Drawing images and interactively change text on a canvas using Angular JS.

So I love AngularJS (or Angular as you’re supposed to call it now) for creating the interfaces of web-applications. I have really started to decouple the interfaces I make from the backend, by using Angular for the front-end and flask to create a RESTful backend with which Angular communicates. It’s awesome. Right now I am making a web-interface that draws an image and dynamically changes numbers in that image depending on data it fetches from the backend. It is used in this case to show an image of a Solar Power system and dynamically change numbers in the image, showing the current state (battery capacity, panel output, power consumption, etc) of their system. I am using Angular for this and the HTML5 Canvas object.

What I’m trying to do is load a static png image in the canvas, and draw text in that canvas as well that is stored in the scope of the controller. This is why I like Angular. You just define a variable in your controller, and whenever that value changes in the controller, automatically the web-interface changes according to the changing data. No complicated event handling necessary (well, Angular does that for you). This is a screenshot of the finished version of what I was trying to do:

  • Dynamically changing text in solar system image

All the numbers in the drawing change dynamically with changing data from a web-service, but are located within the canvas that the png image is in too, so there is not html/css positioning nightmare.

When writing this interface, I ran into a number of problems that I thought would be useful to share the solution about. All of my solutions were the result of Google magic, especially due to StackOverflow, so major credit really goes to the community, and be sure to hone your google skills before asking others to help you.

Before I go over the specific problems I had and how I solved them, here is a complete working example, including comments, of the final solutions that I came up with. The result isn’t particularly beautiful because I wanted to keep the code and markup to a minimum as not to obfuscate the core. If you are looking into making a nice looking interface with angular, I suggest you look at Angular Material.

See the Pen Drawing an image on a canvas with Angular by Dolf Andringa (@dolfandringa) on CodePen.

The code creates a custom angular directive (called stateGraph/state-graph) that can be set as an attribute on a canvas tag. When you do, angular kicks in and handles the canvas. The angular code creates an additional attribute for the canvas tag called “numbers” where you set the variable (an object in this case) that contains the data that should be drawn (and updated) in the canvas. The stateGraph directive uses an isolated scope for this. This means that the scope inside the stateGraph directive is not the same scope as the scope of the controller. Instead, the “numbers” attribute of the canvas tag is where the variable from the controller ($scope.ctrlnumbers) is assigned to the scope of the directive (scope.numbers). This way, the controller can change the $scope.ctrlnumbers on the scope, and those same numbers are watched by the directive scope.numbers, which updates the canvas when they change.

Ok, so this way I can create a function (now just a function that is triggered by a timeout and adds/multiplies numbers, but this can be changed to something that fetches values from a web-service) inside the controller that changes numbers, and the canvas directive is changed when those numbers change. The problem I still had (which is canvas related, not angular related) is how to change text in the canvas instead of just adding numbers on top of each other. The canvas object doesn’t have any concept of variables. I is just a piece of digital paper on which you can draw and erase. And there lies the trick. To change text, you need to erase the old text and then add new text. This is what the drawNumber function does. It first clips the canvas to the circle where the text is. This ensure that everything that is done in the canvas from that point on, only affects the clipped area. I then do a clearRect() for clear the area where the text is. As the canvas is clipped, this will only erase whatever is in the clipped area, nothing outside. Then I restore the canvas (undo the clipping) and set the new text in the canvas.

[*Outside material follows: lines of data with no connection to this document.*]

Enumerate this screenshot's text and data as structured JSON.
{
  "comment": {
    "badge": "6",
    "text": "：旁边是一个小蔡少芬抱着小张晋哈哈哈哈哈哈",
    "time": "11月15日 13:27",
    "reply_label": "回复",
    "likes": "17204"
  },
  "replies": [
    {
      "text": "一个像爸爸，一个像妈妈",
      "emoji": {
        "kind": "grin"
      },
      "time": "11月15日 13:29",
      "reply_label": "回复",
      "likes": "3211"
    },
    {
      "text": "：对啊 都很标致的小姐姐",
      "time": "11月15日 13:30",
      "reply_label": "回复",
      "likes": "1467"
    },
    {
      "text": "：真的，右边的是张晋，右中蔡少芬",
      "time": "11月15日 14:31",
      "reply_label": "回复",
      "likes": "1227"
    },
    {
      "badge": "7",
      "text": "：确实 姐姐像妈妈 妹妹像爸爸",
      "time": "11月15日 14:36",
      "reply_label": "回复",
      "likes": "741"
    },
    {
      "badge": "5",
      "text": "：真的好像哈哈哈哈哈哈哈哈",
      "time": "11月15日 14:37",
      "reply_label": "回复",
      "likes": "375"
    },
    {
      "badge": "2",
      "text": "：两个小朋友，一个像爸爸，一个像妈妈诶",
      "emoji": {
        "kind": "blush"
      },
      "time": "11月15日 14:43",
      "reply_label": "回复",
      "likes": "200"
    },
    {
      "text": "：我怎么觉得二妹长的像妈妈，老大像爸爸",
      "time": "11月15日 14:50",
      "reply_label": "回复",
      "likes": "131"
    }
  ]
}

The last thing I want to explain is how I fixed that my png image wasn’t actually showing up on my canvas. I could see in the “Network” tab of the developer tools of my browser that the image was loading, it just didn’t show up. The trick was to first create an onload function for the image object in which the image is drawn on the canvas, and only then set the src attribute. That way, the image starts loading as soon as you set the src attribute for it, and when it finishes, the onload method is called, which puts it on the canvas.

I hope this code and explanation helps someone out there with some mad google skills.